La sensation agréable est surtout évidente au stade d’uddayabbaya ñāṇa. Au stade préliminaire d’uddayabbaya, c’est surtout la sensation plaisante qui est prédominante, le yogi peut rester beaucoup plus longtemps dans la même posture, son corps et son esprit sont agiles, directs, flexibles, tranquilles et heureux. Il commence à y prendre goût et l’avidité habite la sensation. S’il ne l’abandonne pas, il ne pourra progresser. Comment procéder ? Il faut d’abord observer où se trouve la sensation la plus agréable, dans le corps ou dans l’esprit ? En continuant à noter, le yogi parvient au stade de maturité d’uddayabbaya. Il remarque que la sensation disparaît tout de suite après avoir été notée. Cela est si rapide qu’il se sent opprimé et que c’est difficile à suivre. La sensation est donc vue comme souffrance et le yogi devient capable d’abandonner l’avidité latente en elle.

La sensation neutre est surtout apparente au stade de saṅkhārupekkhā ñāṇa. On peut savoir soi-même si l’on a atteint ce stade selon Mahasi Sayadaw si on remarque que les trois qualités spéciales de ce stade sont présentes : il n’y a ni terreur ni délectation, on est capable d’être impartial et sans préjugés tant face à la douleur qu’au plaisir et on peut noter sans faire d’effort. Le yogi a tendance à prendre tout à la légère et c’est ainsi que l’illusion prend le dessus. Pour surmonter l’obstacle, il faut noter la sensation neutre comme impermanente. Celle-ci est aussi peu distincte que les empreintes d’une biche sur une pierre plate.
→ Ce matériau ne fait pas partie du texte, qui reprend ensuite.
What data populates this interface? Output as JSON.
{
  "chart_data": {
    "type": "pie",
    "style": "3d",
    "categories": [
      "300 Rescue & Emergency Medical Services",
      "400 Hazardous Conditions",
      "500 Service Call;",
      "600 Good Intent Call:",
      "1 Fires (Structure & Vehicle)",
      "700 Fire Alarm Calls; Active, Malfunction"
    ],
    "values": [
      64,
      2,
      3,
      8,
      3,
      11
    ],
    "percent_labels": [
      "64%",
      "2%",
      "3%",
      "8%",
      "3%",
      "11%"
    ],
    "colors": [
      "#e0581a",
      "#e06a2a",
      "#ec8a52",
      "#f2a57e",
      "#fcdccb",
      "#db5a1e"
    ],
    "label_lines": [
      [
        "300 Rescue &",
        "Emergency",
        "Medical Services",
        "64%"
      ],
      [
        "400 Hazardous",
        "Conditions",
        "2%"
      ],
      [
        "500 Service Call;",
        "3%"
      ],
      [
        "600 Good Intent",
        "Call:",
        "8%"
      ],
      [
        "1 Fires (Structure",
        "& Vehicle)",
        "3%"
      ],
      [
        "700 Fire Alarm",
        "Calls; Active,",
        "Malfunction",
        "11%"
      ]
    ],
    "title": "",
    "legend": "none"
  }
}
Il faut reprendre l’observation du soulèvement et de l’abaissement et observer leur disparition fugace ainsi que celle de l’esprit qui note, comme au stade de la dissolution. Ainsi, en voyant que tout est impermanent, on aura accompli le travail d’éliminer l’illusion latente dans les sensations neutres. C’est le stade de maturité de saṅkhārupekkhā ñāṇa.

Après la retraite, il faut emporter l’esprit qui note avec soi et noter sans interruption jusqu’à l’atteinte de nibbāna. L’effet du travail de prise de note accompli au cours de la retraite nous accompagnera jusqu’au bout du chemin même si nous devons encore reprendre naissance.